Blüten und Knospen am Baum

Ob man anhand der Blüte erkennen kann, was nachher daraus wird? Erst einmal gab es eine Gemeinsamkeit festzustellen: Alle Blüten weisen jeweils fünf weiße Blütenblätter auf. Da müssen wir wohl ein wenig weiter in die Details einsteigen. Wir halten verschiedene Blüten in den Händen und lernen wie eine Blüte beschaffen ist und aus welchem Teil der Blüte nachher die Frucht entsteht. Ja, und hier ist ein Unterschied zu finden: Die Blüte von Steinobst (Kirsche, Zwetsche) sieht anders aus als die von Kernobst (Apfel, Birne). Weitere Hinweise geben dann die Rindenstruktur des Baumstamms und die Anordnung der Blüten am Zweig. Die Kirsche hat beispielsweise eine quergestreifte Rindenstruktur und die Blüten sind am Ende von längeren Stielen (in der Fachsprache: Dolden) zu finden.

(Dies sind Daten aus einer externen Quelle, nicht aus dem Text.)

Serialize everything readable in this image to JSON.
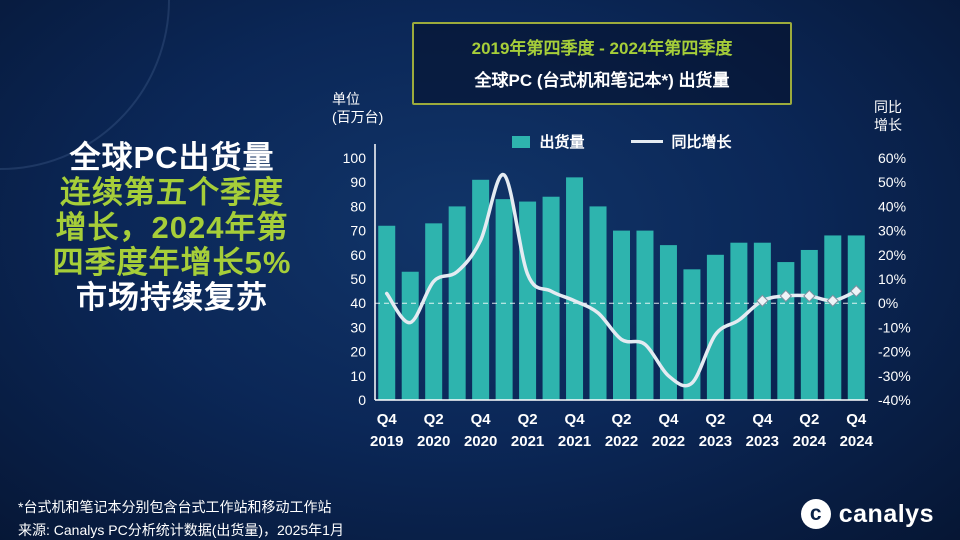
{
  "colors": {
    "background_center": "#113569",
    "background_edge": "#061634",
    "bar": "#2eb4ae",
    "line": "#e4ebf2",
    "accent_green": "#a6ce39",
    "box_border": "#9cab3c"
  },
  "headline": {
    "lines": [
      {
        "text": "全球PC出货量",
        "color": "white"
      },
      {
        "text": "连续第五个季度",
        "color": "green"
      },
      {
        "text": "增长，2024年第",
        "color": "green"
      },
      {
        "text": "四季度年增长5%",
        "color": "green"
      },
      {
        "text": "市场持续复苏",
        "color": "white"
      }
    ]
  },
  "title_box": {
    "line1": "2019年第四季度 - 2024年第四季度",
    "line2": "全球PC (台式机和笔记本*) 出货量"
  },
  "axis_titles": {
    "left_line1": "单位",
    "left_line2": "(百万台)",
    "right_line1": "同比",
    "right_line2": "增长"
  },
  "legend": {
    "bars": "出货量",
    "line": "同比增长"
  },
  "chart_data": {
    "type": "bar",
    "title": "全球PC (台式机和笔记本*) 出货量",
    "categories": [
      "Q4 2019",
      "Q1 2020",
      "Q2 2020",
      "Q3 2020",
      "Q4 2020",
      "Q1 2021",
      "Q2 2021",
      "Q3 2021",
      "Q4 2021",
      "Q1 2022",
      "Q2 2022",
      "Q3 2022",
      "Q4 2022",
      "Q1 2023",
      "Q2 2023",
      "Q3 2023",
      "Q4 2023",
      "Q1 2024",
      "Q2 2024",
      "Q3 2024",
      "Q4 2024"
    ],
    "series": [
      {
        "name": "出货量",
        "type": "bar",
        "axis": "left",
        "unit": "百万台",
        "values": [
          72,
          53,
          73,
          80,
          91,
          83,
          82,
          84,
          92,
          80,
          70,
          70,
          64,
          54,
          60,
          65,
          65,
          57,
          62,
          68,
          68
        ]
      },
      {
        "name": "同比增长",
        "type": "line",
        "axis": "right",
        "unit": "%",
        "values": [
          4,
          -8,
          9,
          13,
          26,
          53,
          12,
          5,
          1,
          -4,
          -15,
          -17,
          -30,
          -33,
          -13,
          -7,
          1,
          3,
          3,
          1,
          5
        ],
        "markers_from_index": 16
      }
    ],
    "left_axis": {
      "min": 0,
      "max": 100,
      "step": 10
    },
    "right_axis": {
      "min": -40,
      "max": 60,
      "step": 10,
      "suffix": "%"
    },
    "x_tick_labels": [
      {
        "index": 0,
        "q": "Q4",
        "year": "2019"
      },
      {
        "index": 2,
        "q": "Q2",
        "year": "2020"
      },
      {
        "index": 4,
        "q": "Q4",
        "year": "2020"
      },
      {
        "index": 6,
        "q": "Q2",
        "year": "2021"
      },
      {
        "index": 8,
        "q": "Q4",
        "year": "2021"
      },
      {
        "index": 10,
        "q": "Q2",
        "year": "2022"
      },
      {
        "index": 12,
        "q": "Q4",
        "year": "2022"
      },
      {
        "index": 14,
        "q": "Q2",
        "year": "2023"
      },
      {
        "index": 16,
        "q": "Q4",
        "year": "2023"
      },
      {
        "index": 18,
        "q": "Q2",
        "year": "2024"
      },
      {
        "index": 20,
        "q": "Q4",
        "year": "2024"
      }
    ],
    "zero_reference_line": true,
    "legend_position": "top",
    "grid": false
  },
  "footer": {
    "note1": "*台式机和笔记本分别包含台式工作站和移动工作站",
    "note2": "来源: Canalys PC分析统计数据(出货量)，2025年1月"
  },
  "logo": {
    "text": "canalys",
    "mark": "c"
  }
}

Blütenbestimmung mit Bestimmungsbuch

Die Apfel- und Birnenbäume sind übrigens mit Ihrer Blüte etwas später im Jahr an der Reihe als Schlehen, Mirabellen und Kirschen. So konnten wir wunderschöne rosa Knospen bewundern, die in das zarte Grün der ersten Laubblätter gebettet waren und haben dabei noch einen Unterschied gefunden: Die Bäume von Kernobst schieben zuerst Laubblätter und dann Blüten. Beim Steinobst bilden sich hingegen zuerst die Blüten. Nur ein einziger Birnenbaum auf der Wiese hatte schon ein paar Blüten geöffnet. Doch das reichte uns ja aus, um den Unterschied zwischen Stein- und Kernobst erfahren zu können.

Knospen kurz vor der Öffnung

Insgesamt war sehr viel mehr als ein Vortrag, es war ein Erlebnis mit allen Sinnen! Die meisten Blüten haben übrigens ein leichtes Mandelaroma, denn die Neugierigen unter uns haben die Blüten auch verkostet.

Vielen Dank für diesen tollen, interessanten und wissensreichen Abend!